The K-means clustering algorithm, the fast global mean clustering algorithm, and the improved algorithm in this paper have the same clustering effect on randomly generated data sets with noisy points, but the clustering time of this algorithm is only 0.04, which has obvious advantages.

On the basis of the sample similarity measure, it is also necessary to determine the criterion function for evaluating the quality of the clustering results, so that the samples that really belong to the same class are aggregated into a type of subset and the samples of different classes are separated. The objects in the same cluster should be as close as possible, and the objects in different clusters should be “far away”. After clustering, the similarity between data in the same cluster, i.e., the same class of data, is extremely high, while the similarity between data in different clusters is very low, i.e., the data in the clusters are very different. In order to show the superiority of K-means algorithm in time, the graphs of the GKM and K-means algorithm running time with increasing number of clusters on two sets of data are given in Figure 7 and 8.

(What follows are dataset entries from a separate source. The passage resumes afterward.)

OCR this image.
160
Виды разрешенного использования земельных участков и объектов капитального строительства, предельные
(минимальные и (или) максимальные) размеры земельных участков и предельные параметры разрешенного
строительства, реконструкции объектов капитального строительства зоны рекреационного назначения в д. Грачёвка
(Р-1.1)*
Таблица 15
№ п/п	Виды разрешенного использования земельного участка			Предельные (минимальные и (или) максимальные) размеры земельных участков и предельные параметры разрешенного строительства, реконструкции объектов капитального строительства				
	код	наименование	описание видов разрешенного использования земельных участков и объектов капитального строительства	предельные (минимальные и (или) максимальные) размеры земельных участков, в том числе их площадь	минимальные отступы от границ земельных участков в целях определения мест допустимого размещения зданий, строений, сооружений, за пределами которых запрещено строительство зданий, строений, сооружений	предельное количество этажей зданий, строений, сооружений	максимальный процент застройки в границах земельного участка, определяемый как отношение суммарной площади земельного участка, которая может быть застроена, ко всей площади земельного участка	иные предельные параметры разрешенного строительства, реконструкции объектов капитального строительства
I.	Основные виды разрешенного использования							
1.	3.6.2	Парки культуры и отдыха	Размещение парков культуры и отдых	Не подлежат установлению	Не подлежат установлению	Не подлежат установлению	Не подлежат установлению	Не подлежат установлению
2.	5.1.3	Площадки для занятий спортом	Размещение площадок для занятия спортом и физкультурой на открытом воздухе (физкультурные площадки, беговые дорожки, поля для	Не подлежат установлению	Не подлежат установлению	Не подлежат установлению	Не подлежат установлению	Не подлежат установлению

Finally, the clustering quality is assessed using a cost function based on the distance between each object and its clustering representative, with the change in distance variance accumulated by replacing unsuitable representatives, which is the clustering criterion function’s output. The mean of the data becomes a constant 0, the standard deviation is a constant 1, and the coefficient of variation does not exist after the translation standard deviation transformation, indicating that the data resolution is completely assimilated. The clustering criterion function can also be used to assess the clustering results’ quality. The clustering process should be repeated if the clustering quality does not meet the requirements. Instead of considering the entire data set, a representative sample of the data is chosen, and then the centroids are chosen from the sample.

5. Conclusions

The rapid development of the Internet has provided excellent technical support for the growth of online education, allowing it to overcome the time and space constraints of the existing school education system and the teacher-led education model. Clustering is an unsupervised learning algorithm that can cluster data sets without using predefined classification rules, allowing it to mine hidden information in data and create relevant data models. In the trend of education informatization, the application of data mining technology to data analysis in the teaching field will undoubtedly have a very broad perspective. Academic performance evaluation is an important component of the comprehensive evaluation reform of education quality. The use of a clustering algorithm in student performance analysis compensates for the lack of traditional evaluation methods by comparing student performance differences horizontally. Clustering analysis has evolved into a tool that can be used not only for data processing but also for data analysis when combined with other algorithms. As a result, this paper proposes a mechanistic analysis of higher education management and student performance evaluation based on clustering algorithm to assess the quality of college classroom teaching from two perspectives: students’ learning effects and teachers’ teaching work, with the K-Means algorithm as the primary method. The theory and application of clustering are highlighted based on a summary of data mining theory. This research presents a set of scientific and reasonable management capability evaluation index systems for universities, which serves as a strong foundation for relevant departments to conduct university administration capability evaluations in the future and, as a result, contributes significantly to raising the standard of university administration.

Data Availability

The data used to support the findings of this study are available from the author upon request.

Conflicts of Interest

The author does not have any possible conflicts of interest.